Вы отчаливаете втроем – ты, Саша и Дрю, сворачиваете в сторону Вашингтон-сквер, на запад. От холода у тебя стягивает шрамы на запястьях. Этим двоим хотя бы теплее, они идут как сплетенные: плечи, локти, карманы у них общие. Пока ты ездил долечиваться домой, в Тампу, они успели смотаться на автобусе в Вашингтон, на инаугурацию, там всю ночь бродили по городу, а когда солнце поднялось над Моллом – это они оба потом рассказывали, – они вдруг почувствовали, как мир прямо у них под ногами начал меняться. Ты ухмылялся, когда Саша это говорила, но теперь всякий раз, когда идешь по улице, вглядываешься в лица и думаешь: а может, все их чувствуют, эти перемены, не важно, с Клинтона они начались или нет, может, они везде – в воздухе, под землей, – только ты один их не замечаешь?

На Вашингтон-сквер Дрю откалывается от вас и идет в бассейн, поплавать и выполоскать гашиш из мозгов. Вы с Сашей остаетесь вдвоем. У Саши в рюкзачке книги, ей надо в библиотеку.

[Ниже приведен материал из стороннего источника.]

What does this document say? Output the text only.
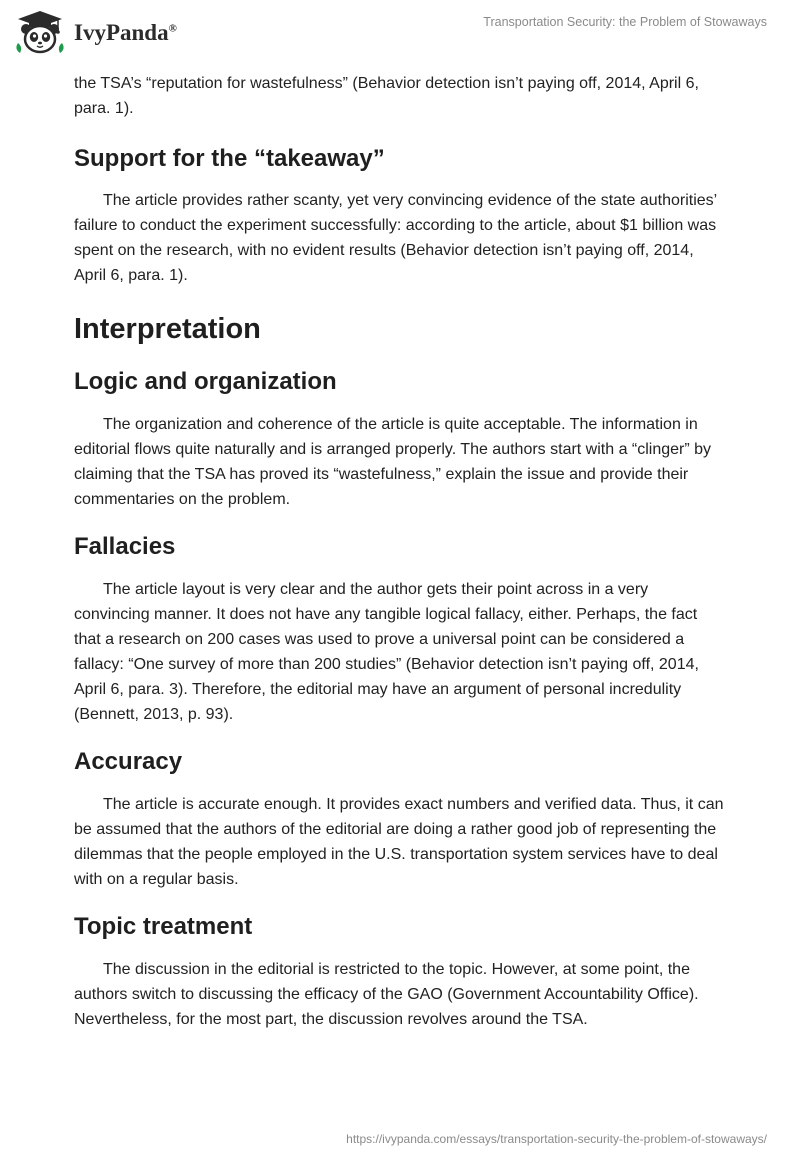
IvyPanda®	Transportation Security: the Problem of Stowaways

the TSA’s “reputation for wastefulness” (Behavior detection isn’t paying off, 2014, April 6, para. 1).

Support for the “takeaway”

The article provides rather scanty, yet very convincing evidence of the state authorities’ failure to conduct the experiment successfully: according to the article, about $1 billion was spent on the research, with no evident results (Behavior detection isn’t paying off, 2014, April 6, para. 1).

Interpretation
Logic and organization

The organization and coherence of the article is quite acceptable. The information in editorial flows quite naturally and is arranged properly. The authors start with a “clinger” by claiming that the TSA has proved its “wastefulness,” explain the issue and provide their commentaries on the problem.

Fallacies

The article layout is very clear and the author gets their point across in a very convincing manner. It does not have any tangible logical fallacy, either. Perhaps, the fact that a research on 200 cases was used to prove a universal point can be considered a fallacy: “One survey of more than 200 studies” (Behavior detection isn’t paying off, 2014, April 6, para. 3). Therefore, the editorial may have an argument of personal incredulity (Bennett, 2013, p. 93).

Accuracy

The article is accurate enough. It provides exact numbers and verified data. Thus, it can be assumed that the authors of the editorial are doing a rather good job of representing the dilemmas that the people employed in the U.S. transportation system services have to deal with on a regular basis.

Topic treatment

The discussion in the editorial is restricted to the topic. However, at some point, the authors switch to discussing the efficacy of the GAO (Government Accountability Office). Nevertheless, for the most part, the discussion revolves around the TSA.

https://ivypanda.com/essays/transportation-security-the-problem-of-stowaways/
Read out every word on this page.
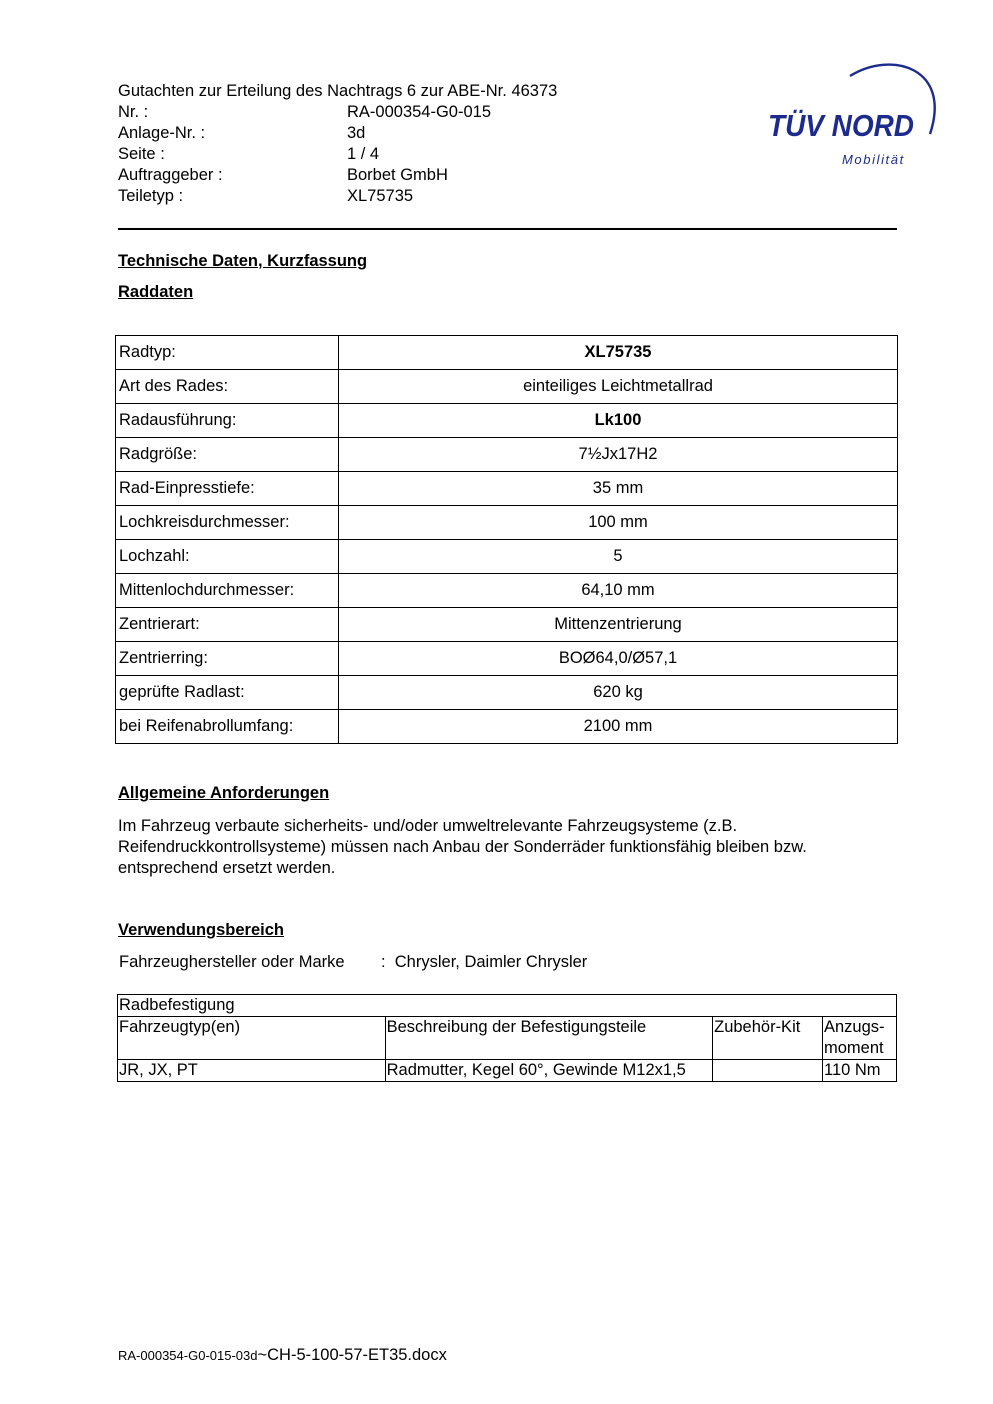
Gutachten zur Erteilung des Nachtrags 6 zur ABE-Nr. 46373
Nr. :	RA-000354-G0-015
Anlage-Nr. :	3d
Seite :	1 / 4
Auftraggeber :	Borbet GmbH
Teiletyp :	XL75735
TÜV NORD
Mobilität
Technische Daten, Kurzfassung
Raddaten
Radtyp:	XL75735
Art des Rades:	einteiliges Leichtmetallrad
Radausführung:	Lk100
Radgröße:	7½Jx17H2
Rad-Einpresstiefe:	35 mm
Lochkreisdurchmesser:	100 mm
Lochzahl:	5
Mittenlochdurchmesser:	64,10 mm
Zentrierart:	Mittenzentrierung
Zentrierring:	BOØ64,0/Ø57,1
geprüfte Radlast:	620 kg
bei Reifenabrollumfang:	2100 mm
Allgemeine Anforderungen
Im Fahrzeug verbaute sicherheits- und/oder umweltrelevante Fahrzeugsysteme (z.B. Reifendruckkontrollsysteme) müssen nach Anbau der Sonderräder funktionsfähig bleiben bzw. entsprechend ersetzt werden.
Verwendungsbereich
Fahrzeughersteller oder Marke : Chrysler, Daimler Chrysler
Radbefestigung			
Fahrzeugtyp(en)	Beschreibung der Befestigungsteile	Zubehör-Kit	Anzugs-moment
JR, JX, PT	Radmutter, Kegel 60°, Gewinde M12x1,5		110 Nm
RA-000354-G0-015-03d~CH-5-100-57-ET35.docx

– Слава богу, – говоришь ты. – Свалил наконец. – У тебя опять все предложения по два слова, теперь не можешь от них отвязаться.

– Очень мило, – замечает Саша.

– Ладно, шучу. Он классный.

– Я знаю.

Кайф постепенно выветривается, на месте головы остается коробка с ошметками грязной ваты. Все это для тебя новый опыт, раньше его не было – потому Саша и выбрала тебя в прошлом году, в первый день занятий, когда первокурсники после вводной лекции выползли на Вашингтон-сквер: остановилась перед твоей скамейкой, занавесив солнце длинными, крашенными хной волосами, окинула тебя взглядом чуть искоса и сказала:

– Мне нужен фиктивный бойфренд. Возьмешься?

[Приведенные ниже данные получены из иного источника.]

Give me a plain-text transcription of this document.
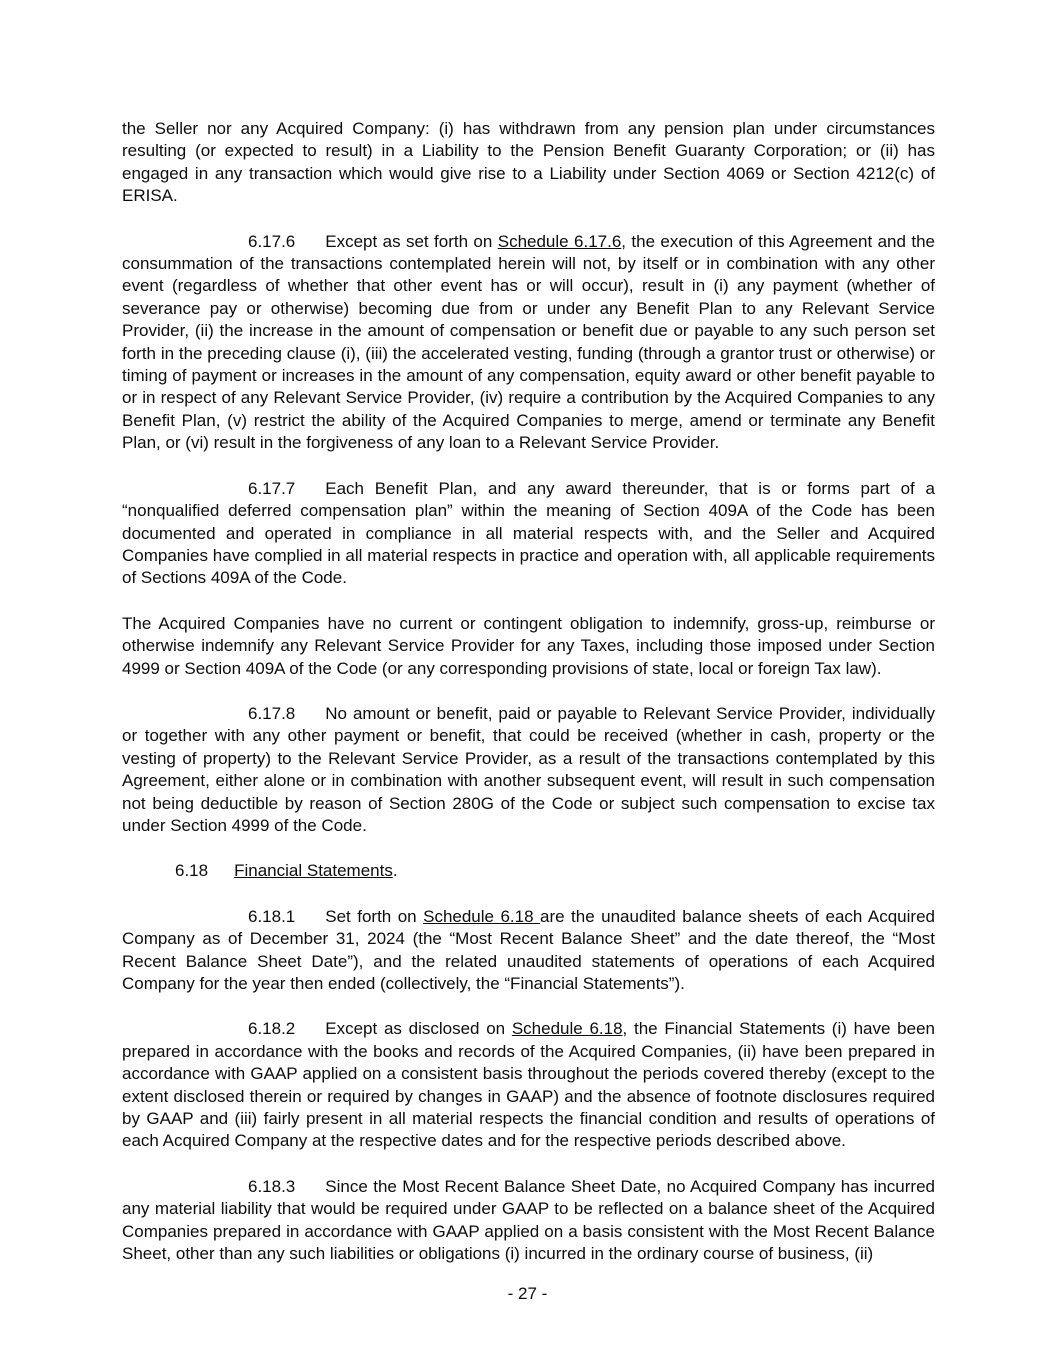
the Seller nor any Acquired Company: (i) has withdrawn from any pension plan under circumstances resulting (or expected to result) in a Liability to the Pension Benefit Guaranty Corporation; or (ii) has engaged in any transaction which would give rise to a Liability under Section 4069 or Section 4212(c) of ERISA.

6.17.6 Except as set forth on Schedule 6.17.6, the execution of this Agreement and the consummation of the transactions contemplated herein will not, by itself or in combination with any other event (regardless of whether that other event has or will occur), result in (i) any payment (whether of severance pay or otherwise) becoming due from or under any Benefit Plan to any Relevant Service Provider, (ii) the increase in the amount of compensation or benefit due or payable to any such person set forth in the preceding clause (i), (iii) the accelerated vesting, funding (through a grantor trust or otherwise) or timing of payment or increases in the amount of any compensation, equity award or other benefit payable to or in respect of any Relevant Service Provider, (iv) require a contribution by the Acquired Companies to any Benefit Plan, (v) restrict the ability of the Acquired Companies to merge, amend or terminate any Benefit Plan, or (vi) result in the forgiveness of any loan to a Relevant Service Provider.

6.17.7 Each Benefit Plan, and any award thereunder, that is or forms part of a “nonqualified deferred compensation plan” within the meaning of Section 409A of the Code has been documented and operated in compliance in all material respects with, and the Seller and Acquired Companies have complied in all material respects in practice and operation with, all applicable requirements of Sections 409A of the Code.

The Acquired Companies have no current or contingent obligation to indemnify, gross-up, reimburse or otherwise indemnify any Relevant Service Provider for any Taxes, including those imposed under Section 4999 or Section 409A of the Code (or any corresponding provisions of state, local or foreign Tax law).

6.17.8 No amount or benefit, paid or payable to Relevant Service Provider, individually or together with any other payment or benefit, that could be received (whether in cash, property or the vesting of property) to the Relevant Service Provider, as a result of the transactions contemplated by this Agreement, either alone or in combination with another subsequent event, will result in such compensation not being deductible by reason of Section 280G of the Code or subject such compensation to excise tax under Section 4999 of the Code.

6.18 Financial Statements.

6.18.1 Set forth on Schedule 6.18 are the unaudited balance sheets of each Acquired Company as of December 31, 2024 (the “Most Recent Balance Sheet” and the date thereof, the “Most Recent Balance Sheet Date”), and the related unaudited statements of operations of each Acquired Company for the year then ended (collectively, the “Financial Statements”).

6.18.2 Except as disclosed on Schedule 6.18, the Financial Statements (i) have been prepared in accordance with the books and records of the Acquired Companies, (ii) have been prepared in accordance with GAAP applied on a consistent basis throughout the periods covered thereby (except to the extent disclosed therein or required by changes in GAAP) and the absence of footnote disclosures required by GAAP and (iii) fairly present in all material respects the financial condition and results of operations of each Acquired Company at the respective dates and for the respective periods described above.

6.18.3 Since the Most Recent Balance Sheet Date, no Acquired Company has incurred any material liability that would be required under GAAP to be reflected on a balance sheet of the Acquired Companies prepared in accordance with GAAP applied on a basis consistent with the Most Recent Balance Sheet, other than any such liabilities or obligations (i) incurred in the ordinary course of business, (ii)

- 27 -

– А настоящий твой где? – спросил я.

Она села рядом и выложила все сразу. Еще в школе – она тогда жила в Лос-Анджелесе – она сбежала с барабанщиком одной группы, про которую ты никогда не слышал, уехала из Штатов и путешествовала одна по Европе и Азии, даже школу не закончила. Сейчас ей почти двадцать один, а она еще только поступила на первый курс. И то благодаря отчиму: он пустил в ход свои связи, чтобы запихнуть ее сюда. На прошлой неделе он ее предупредил, что нанимает детектива – будет следить, чтобы она опять не выкинула какой-нибудь фортель.

– Может, как раз сейчас за нами наблюдают, – сказала она, оглядывая площадь, где все болтали друг с другом как старые знакомые. – Такое у меня чувство.

– Могу тебя обнять, если хочешь.

– Да, пожалуйста.

Ты где-то читал, что, когда улыбаешься, сразу начинаешь чувствовать себя счастливее. Ты обнял Сашу – и тебе сразу захотелось ее защитить.

– А почему выбрала меня? – спросил ты. – Просто любопытно.

Она пожала плечами:

– Круто смотришься. И на торчка не похож.

– Я футболист, – сказал ты. – Был.

Вам обоим надо было покупать учебники, и вы пошли их покупать вместе. В общаге вы поднялись в ее комнату, и ты заметил, как Лиззи, ее соседка, одобрительно подмигнула, когда ты отворачивался. В половине шестого ваши подносы стояли рядом в кафе самообслуживания. Ты налегал на шпинат: говорят, когда человек перестает играть, футбольные мышцы быстро расползаются как кисель. Потом записались в библиотеку, потом ты пошел к себе, она к себе, а в восемь вы встретились баре «Эппл», набитом студентами. Саша все время озиралась – ищет детектива, подумал ты, и обнял ее, и поцеловал в висок и в волосы, которые пахли жженым, и оттого, что это все не по-настоящему, тебе стало хорошо и легко – гораздо легче, чем на свиданиях с девушками дома. И тут Саша объяснила тебе вторую часть своего плана: вы должны рассказать друг другу что-то такое, чтобы встречаться по-настоящему после этого было никак нельзя.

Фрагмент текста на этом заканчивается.